The nature of heat. For a number of years heat was viewed by most researchers as an invisible weightless fluid called caloric that was produced when a substance burned. It was viewed as a substance that was transmitted by conduction from one body to another. The theory was under attack by a few researchers in the first half of the 19th century. Some of the basic assumptions of this view were questioned by Count Rumford around 1800 in his studies on heat done in connection with his work in the boring of cannon for the Barvarian government. He discovered, for example, that an unlimited amount of heat could be produced through friction by using a dull cutting instrument, thus bringing into question the idea that heat was a material substance. Humphry Davy and others followed Rumford in questioning the caloric theory. In 1842 J. R. Mayer proposed that heat was a form of energy, laying the foundation for the principle of the conservation of energy. Then in 1850 James Prescott Joule, after many experiments, published a work in which he showed that a definite amount of mechanical energy in the form of work could always be transformed into the same amount of heat. So around the middle of the 19th century the caloric theory of heat gradually gave way to the present theory that heat is simply a form of energy, convertible into a specific amount of mechanical energy.


The mechanical equivalent of heat. A simplified version of the apparatus used by Joule in deriving the mechanical equivalent of heat is shown in Fig. 1. The weights are allowed to fall a certain distance and as they fall, the cord to which they are attached turns the shaft and paddles. The movement of the paddles warms the water by friction. All of the work done by the weights in moving through a specified distance is converted into heat. The amount of work done on the system is computed by multiplying the amount of weight by the distance moved. The amount of heat produced is computed by multiplying the mass of the water by the increase in temperature. Joule found that 772 ft-lb of work produced one Btu of heat. More recent experiments have given a figure of 778 ft-lb per Btu. In the metric system, one calorie equals 4.19 joules of work.

Thermodynamics. Thermodynamics is a study of the quantitative relationships between heat and other forms of energy. The history of thermodynamics traces back to the work of Sadi Carnot regarding the efficiency achievable with steam engines. Steam engines, gasoline engines and diesel engines all work on cycles that involve the heating of a working fluid in a cylinder fitted with a piston and the production of a power stroke that does work. Refrigeration devices such as refrigerators, air conditioners, heat pumps, etc. involve the compression and expansion of a working fluid (the refrigerant) and the absorption and removal of heat from the fluid. All of the above involve one or more of the following operations:


1)        absorption of heat by the working fluid

2)        removal of heat from the working fluid

3)        expansion of the working fluid in the production of work

4)        compression of the working fluid

Internal energy U. The internal energy U of a substance is the sum total of the kinetic and potential energies of its molecules. Not enough is currently known about molecular structure for us to ascertain the value of U for a substance. However, if we add a quantity of heat to a substance and no work has been done by the substance or on the substance, we can assume that the value of U for the substance has been increased by the amount ΔU equal to the amount of heat added.

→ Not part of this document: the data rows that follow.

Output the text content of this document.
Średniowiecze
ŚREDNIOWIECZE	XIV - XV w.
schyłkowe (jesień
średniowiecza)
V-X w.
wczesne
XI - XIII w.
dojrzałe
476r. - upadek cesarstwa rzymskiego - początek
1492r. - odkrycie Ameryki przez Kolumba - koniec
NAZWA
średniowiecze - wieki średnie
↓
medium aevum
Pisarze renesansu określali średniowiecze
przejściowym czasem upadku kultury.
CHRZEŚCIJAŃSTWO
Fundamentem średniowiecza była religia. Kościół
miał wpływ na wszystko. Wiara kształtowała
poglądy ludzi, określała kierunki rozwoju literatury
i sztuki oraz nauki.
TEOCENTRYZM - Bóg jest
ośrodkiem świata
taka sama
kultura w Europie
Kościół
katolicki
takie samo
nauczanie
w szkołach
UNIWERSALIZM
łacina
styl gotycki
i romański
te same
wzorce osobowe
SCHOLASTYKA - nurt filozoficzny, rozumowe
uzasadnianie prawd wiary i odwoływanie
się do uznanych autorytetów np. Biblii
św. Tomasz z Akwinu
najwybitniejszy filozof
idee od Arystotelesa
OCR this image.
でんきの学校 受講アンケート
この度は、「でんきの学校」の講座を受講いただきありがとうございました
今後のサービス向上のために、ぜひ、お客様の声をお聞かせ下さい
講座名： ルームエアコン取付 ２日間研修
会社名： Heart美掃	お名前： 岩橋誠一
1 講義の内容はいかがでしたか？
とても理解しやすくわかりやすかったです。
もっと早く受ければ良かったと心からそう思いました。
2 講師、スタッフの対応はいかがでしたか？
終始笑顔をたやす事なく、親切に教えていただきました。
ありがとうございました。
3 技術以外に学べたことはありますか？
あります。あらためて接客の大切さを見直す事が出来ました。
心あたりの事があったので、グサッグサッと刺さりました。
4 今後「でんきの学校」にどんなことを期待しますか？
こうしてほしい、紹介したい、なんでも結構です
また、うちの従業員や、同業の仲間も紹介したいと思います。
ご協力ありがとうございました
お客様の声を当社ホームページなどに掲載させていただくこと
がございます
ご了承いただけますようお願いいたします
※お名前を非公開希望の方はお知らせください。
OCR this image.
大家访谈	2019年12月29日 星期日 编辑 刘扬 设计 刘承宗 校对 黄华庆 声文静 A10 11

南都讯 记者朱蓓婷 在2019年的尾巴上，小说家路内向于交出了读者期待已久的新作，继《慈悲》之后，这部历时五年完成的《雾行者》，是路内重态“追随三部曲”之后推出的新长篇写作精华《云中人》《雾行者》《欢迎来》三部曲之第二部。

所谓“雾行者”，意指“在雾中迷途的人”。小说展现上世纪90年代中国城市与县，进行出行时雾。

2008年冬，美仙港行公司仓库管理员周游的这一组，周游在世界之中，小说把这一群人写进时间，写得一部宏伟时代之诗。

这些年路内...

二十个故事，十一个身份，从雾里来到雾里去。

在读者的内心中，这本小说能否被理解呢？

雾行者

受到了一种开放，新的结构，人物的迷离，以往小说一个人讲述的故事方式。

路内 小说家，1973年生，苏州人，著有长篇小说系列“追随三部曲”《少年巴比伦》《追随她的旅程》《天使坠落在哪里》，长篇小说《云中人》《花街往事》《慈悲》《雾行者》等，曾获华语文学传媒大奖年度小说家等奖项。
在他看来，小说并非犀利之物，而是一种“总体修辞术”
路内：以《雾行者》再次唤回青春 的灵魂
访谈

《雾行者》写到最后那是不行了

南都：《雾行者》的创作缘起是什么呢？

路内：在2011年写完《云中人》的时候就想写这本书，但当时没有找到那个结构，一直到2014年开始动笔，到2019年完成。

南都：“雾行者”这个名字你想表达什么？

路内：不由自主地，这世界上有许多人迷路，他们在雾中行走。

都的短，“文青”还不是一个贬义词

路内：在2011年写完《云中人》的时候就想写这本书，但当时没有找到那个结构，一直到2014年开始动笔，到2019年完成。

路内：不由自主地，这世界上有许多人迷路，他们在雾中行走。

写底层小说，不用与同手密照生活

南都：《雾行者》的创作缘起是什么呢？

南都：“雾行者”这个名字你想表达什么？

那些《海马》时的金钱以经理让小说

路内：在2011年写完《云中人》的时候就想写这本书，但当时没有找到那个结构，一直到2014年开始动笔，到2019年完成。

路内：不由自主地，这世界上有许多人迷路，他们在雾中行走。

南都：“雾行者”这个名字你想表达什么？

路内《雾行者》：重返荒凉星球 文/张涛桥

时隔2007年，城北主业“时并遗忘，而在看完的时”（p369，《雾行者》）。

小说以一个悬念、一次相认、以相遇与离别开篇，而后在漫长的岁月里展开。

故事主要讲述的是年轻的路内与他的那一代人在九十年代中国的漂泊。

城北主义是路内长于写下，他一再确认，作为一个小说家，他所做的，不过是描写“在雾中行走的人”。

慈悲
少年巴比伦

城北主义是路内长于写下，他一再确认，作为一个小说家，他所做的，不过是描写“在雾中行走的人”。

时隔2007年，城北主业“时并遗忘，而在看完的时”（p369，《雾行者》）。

The first law of thermodynamics states that energy can neither be created nor destroyed. A corollary is the following:

The increase in internal energy ΔU of a substance is equal to the heat Q added to the substance minus the work W done by the substance i.e.

            ΔU = Q - W

If the substance absorbs heat from the surroundings, Q is positive. If it gives up heat to the surroundings, Q is negative. If work is done by the substance against the surroundings, W is positive. If work is done by the surroundings against the substance, W is negative.

Consider a cylinder of cross-sectional area A fitted with a frictionless and weightless piston. A gas contained within the cylinder is heated and is allowed to expand against an opposing pressure p (where the pressure p may, for example, be the pressure exerted by the atmosphere). See Fig. 2.


In many processes in nature, gases expand against the atmosphere. Most chemical reactions in which gases are produced are of this type. To better understand the thermodynamic aspects of these processes it is useful to consider as a model, a cylinder fitted with a frictionless and weightless piston and filled with gas as shown in Fig. 2. Let us heat the air. As it is heated it expands, pushing the piston out against the atmosphere and in so doing, it does work, losing some of its energy to the work done. We are in this way led to the general problem of a gas expanding against a constant pressure (where that constant pressure is the pressure of the atmosphere).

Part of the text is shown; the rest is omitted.